Das Angebot reichte von Schaukeln, Trampolinen und einer Hüpfburg bis hin zu einem Sinnes-Raum zur Entspannung. Besonders begeistert zeigte sich das Publikum von einem Trommelauftritt der Sebastianusschule aus Kaarst, der mit großem Applaus belohnt wurde.

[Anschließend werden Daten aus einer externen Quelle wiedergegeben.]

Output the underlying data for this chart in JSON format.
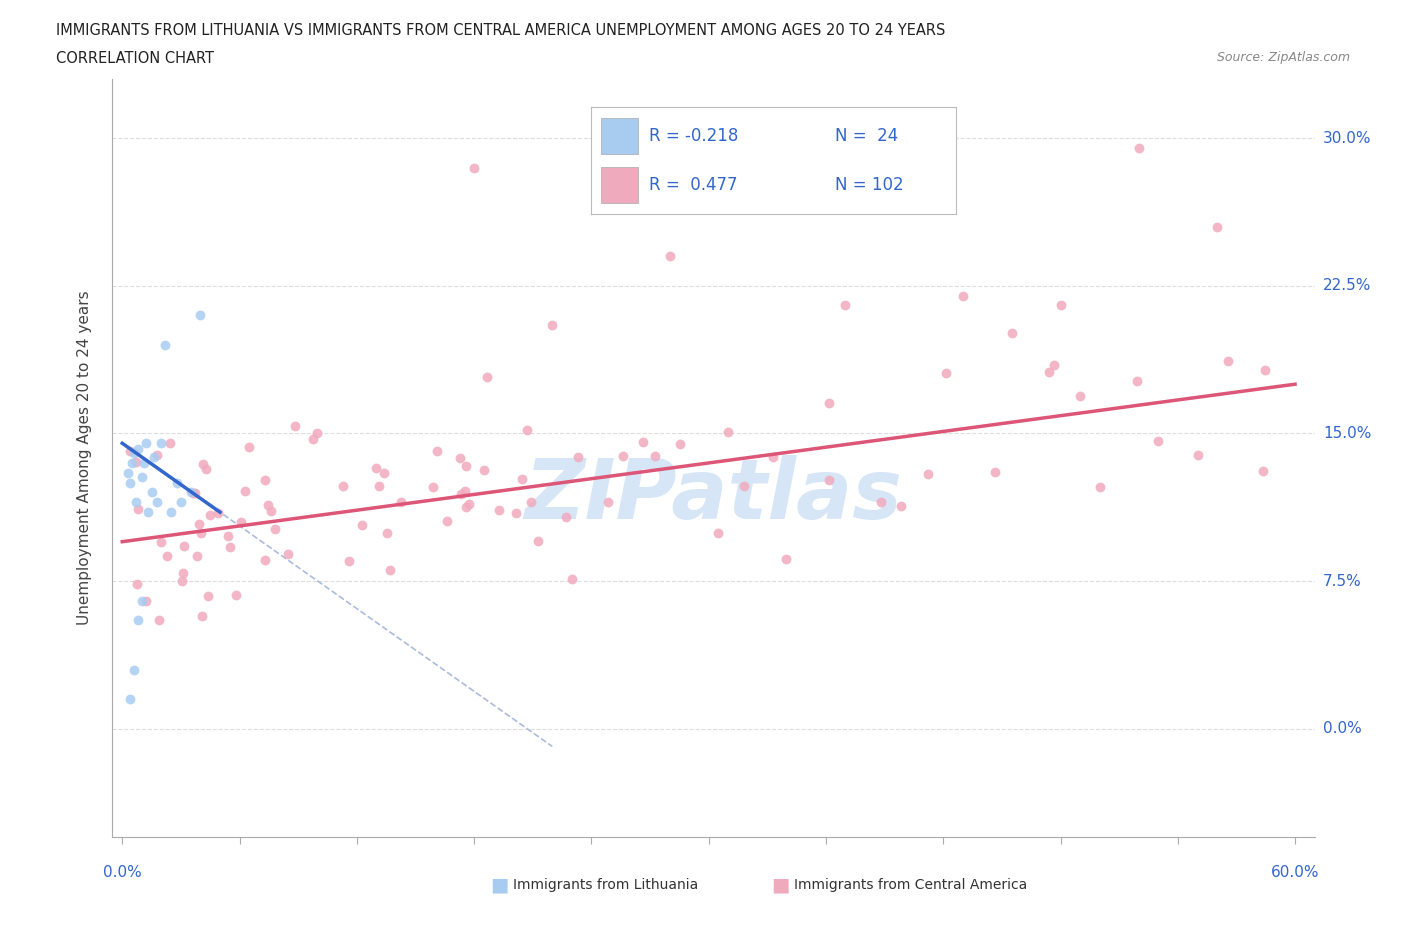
{
  "title_line1": "IMMIGRANTS FROM LITHUANIA VS IMMIGRANTS FROM CENTRAL AMERICA UNEMPLOYMENT AMONG AGES 20 TO 24 YEARS",
  "title_line2": "CORRELATION CHART",
  "source_text": "Source: ZipAtlas.com",
  "ylabel": "Unemployment Among Ages 20 to 24 years",
  "ytick_pcts": [
    0.0,
    7.5,
    15.0,
    22.5,
    30.0
  ],
  "xlim": [
    0.0,
    60.0
  ],
  "ylim": [
    -5.0,
    33.0
  ],
  "color_lithuania": "#a8ccf0",
  "color_central_america": "#f0aabe",
  "color_line_lithuania": "#3366cc",
  "color_line_ca": "#dd5577",
  "color_grid": "#dddddd",
  "color_dashed": "#aabbdd",
  "color_text_blue": "#3366cc",
  "color_axis": "#aaaaaa",
  "watermark_color": "#cce0f5",
  "legend_label_1": "Immigrants from Lithuania",
  "legend_label_2": "Immigrants from Central America",
  "lit_x": [
    0.3,
    0.4,
    0.5,
    0.6,
    0.7,
    0.8,
    0.9,
    1.0,
    1.1,
    1.2,
    1.3,
    1.5,
    1.6,
    1.8,
    2.0,
    2.2,
    2.5,
    2.8,
    3.0,
    3.2,
    3.5,
    4.0,
    4.5,
    5.0
  ],
  "lit_y": [
    13.0,
    12.5,
    11.5,
    13.5,
    12.0,
    14.0,
    11.0,
    13.2,
    12.8,
    14.5,
    13.5,
    12.5,
    14.0,
    11.5,
    14.5,
    13.0,
    12.0,
    11.5,
    11.0,
    19.5,
    12.5,
    14.5,
    6.5,
    21.0
  ],
  "reg_lit_x0": 0.0,
  "reg_lit_y0": 14.5,
  "reg_lit_x1": 5.0,
  "reg_lit_y1": 11.0,
  "reg_ca_x0": 0.0,
  "reg_ca_y0": 9.5,
  "reg_ca_x1": 60.0,
  "reg_ca_y1": 17.5,
  "dash_x0": 0.0,
  "dash_y0": 14.5,
  "dash_x1": 22.0,
  "dash_y1": -5.0,
  "n_xticks": 11
}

Vertreter aus Krefeld, Roermond und Venlo nutzten die Gelegenheit, um sich über Programme im Behindertensport zu informieren. Organisiert wurde die Veranstaltung vom Schulausschuss für Sport in Zusammenarbeit mit der Arbeitsgruppe Krahnendonk in Bewegung.
Als Helfer engagierten sich Schülerinnen und Schüler lokaler Schulen wie der Bischoflichen Marienschule, der Gesamtschule Hardt und der Hans-Jonas-Gesamtschule in Mönchengladbach. Oberbürgermeister Felix Heinrichs lobte das Event als wichtiges Zeichen für Inklusion und betonte die Vielfalt der Talente, die die jungen Teilnehmerinnen und Teilnehmer einbrachten. Christiane Schüssler-Nordmann, Dezernentin für Bildung, Kultur und Sport der Stadt, dankte den Organisatoren und Ehrenamtlichen für ihr Engagement.
Die Veranstaltung brachte Schüler, Helfer und Verantwortliche zusammen, um Inklusion durch Sport und gemeinsame Aktivitäten zu feiern. Die Größe des Events und die vielfältigen Angebote unterstrichen dabei das Engagement für die Förderung von Kindern und Jugendlichen mit besonderem Förderbedarf.